The spell broke, and the crowd broke out into excited chatter with each other and, rather one-sidedly, herself.

She was in no shape to respond, though. She was astonished that she was in shape to stand, or even to exist. It felt like this situation, if possible in the first place, should by its very existence cause reality and fate to simply give up, dissolve the world, and start a new one afresh. She had a vague sense that she was hyperventilating, but that seemed like something ponies who existed did. Clearly, she couldn’t possibly qualify.

Aided by Twilight’s reassurance, though, she eventually discovered her voice and the proper use of her lungs, and looked around in a daze. “Am I dreaming again?”

Luna chuckled. “I am quite sure you are not. What you are is owed congratulations—more than can be expressed.”

Starlight wasn’t sure she believed any of that, but she nodded wordlessly and focused on calming herself down, trying to ignore the bizarre sensations of an entirely new set of limbs appearing on her back. She was unsuccessful, and she was grateful to Twilight for staying next to her despite the panicked flaps that were surely menacing her face. The rest of her friends had approached—Trixie looked as though she would explode, and Starlight didn’t even know the emotion that’d be responsible—but maintained a respectful distance.

After a time, a thought broke through the haze. Chrysalis. Starlight’s eyes scanned the crowd…

There she was—standing solidly twenty feet from any other creature, and looking as though the sky had fallen down. Starlight waved; she didn’t react.

Starlight approached her cautiously. “Are you… okay?”

“You. You’re…” Chrysalis looked faintly ill. “Is it too late to change my mind?”

There was a pop, and Discord appeared standing beside the changeling; both she and Starlight yelped. “Oh, it certainly is, my dear Chryssy!”

What did you call—“

“Trust me, I had no intentions of making this a permanent gig, but do you know as time’s gone on I’ve gotten to quite like some of the benefits!”

‘Chryssy’s’ look of illness intensified.

“Certainly they need to work on this whole draft system of theirs”—Discord conjured a vaguely military uniform, teleported into it, and vanished it with a snap—“but, well, noling’s perfect, hm~? And you’ve already gotten the new uniform!” He turned the same light blue as Chrysalis, sparkling merrily. "And of course now that you're on our side you won't even mind that the pony you didn't think to capture who defeated you with no magic is now going to live forever!

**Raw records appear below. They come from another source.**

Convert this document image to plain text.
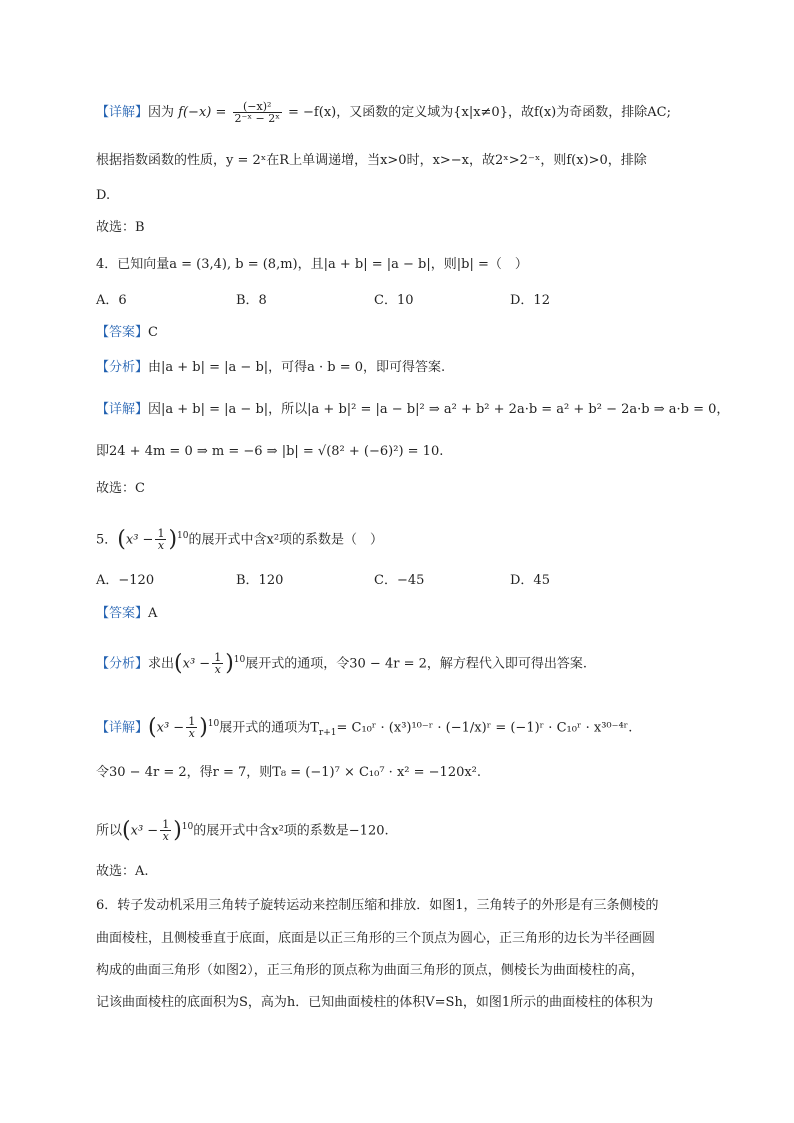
【详解】因为 $f(-x) = \frac{\text{(−x)²}}{\text{2⁻ˣ − 2ˣ}} = -f(x)$，又函数的定义域为{x|x≠0}，故f(x)为奇函数，排除AC;
根据指数函数的性质，y = 2ˣ在R上单调递增，当x>0时，x>−x，故2ˣ>2⁻ˣ，则f(x)>0，排除
D.
故选：B
4．已知向量a = (3,4), b = (8,m)，且|a + b| = |a − b|，则|b| =（　）
A．6	B．8	C．10	D．12
【答案】C
【分析】由|a + b| = |a − b|，可得a · b = 0，即可得答案.
【详解】因|a + b| = |a − b|，所以|a + b|² = |a − b|² ⇒ a² + b² + 2a·b = a² + b² − 2a·b ⇒ a·b = 0，
即24 + 4m = 0 ⇒ m = −6 ⇒ |b| = √(8² + (−6)²) = 10.
故选：C
5．$(x^3 - \frac{1}{x} )^{10}$的展开式中含x²项的系数是（　）
A．−120	B．120	C．−45	D．45
【答案】A
【分析】求出$(x^3 - \frac{1}{x} )^{10}$展开式的通项，令30 − 4r = 2，解方程代入即可得出答案.
【详解】$(x^3 - \frac{1}{x} )^{10}$展开式的通项为$T_{r+1}=$ C₁₀ʳ · (x³)¹⁰⁻ʳ · (−1/x)ʳ = (−1)ʳ · C₁₀ʳ · x³⁰⁻⁴ʳ.
令30 − 4r = 2，得r = 7，则T₈ = (−1)⁷ × C₁₀⁷ · x² = −120x².
所以$(x^3 - \frac{1}{x} )^{10}$的展开式中含x²项的系数是−120.
故选：A.
6．转子发动机采用三角转子旋转运动来控制压缩和排放．如图1，三角转子的外形是有三条侧棱的
曲面棱柱，且侧棱垂直于底面，底面是以正三角形的三个顶点为圆心，正三角形的边长为半径画圆
构成的曲面三角形（如图2），正三角形的顶点称为曲面三角形的顶点，侧棱长为曲面棱柱的高，
记该曲面棱柱的底面积为S，高为h．已知曲面棱柱的体积V=Sh，如图1所示的曲面棱柱的体积为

How generous of you!"

“Please leave,” Chrysalis said faintly. Starlight would’ve been shocked to hear the queen utter the word ‘please,’ but even if she hadn’t just heard the phrase 'live forever,' Discord’s presence tended to stab one’s sense of shock in the back and bury it in an unmarked grave.

Discord chuckled. “Your wish is my command!” He popped over to put his arms around Luna and Celestia, who’d been excitedly talking with Twilight. “You know, if I’m not mistaken, this calls for a party! I have a dimension that’s perfect this time of year, but some of you might not have the requisite…” He stretched his neck fifteen feet to stage whisper to Fluttershy. “Mental fortitude?”

Oh! This she could help with. “You know…” Starlight winced as everyone’s gaze shot to her, as if they’d been waiting for an excuse to stare (except Fluttershy, who’d intercepted Discord’s neck and was whispering chastisingly to him). “I might have just the place.”

Author's Note:

And off we go!

While this is the first chapter chronologically, it’s actually the fifth I wrote, and, consequently, rather better than some of the ones to come, even if I do say so myself.

I’ve thought many times about how Starlight could’ve convinced Chrysalis to change her mind in this scene—after all, she so nearly succeeds that it feels like there must have been a way for things to turn out differently. Hopefully you found it relatively convincing.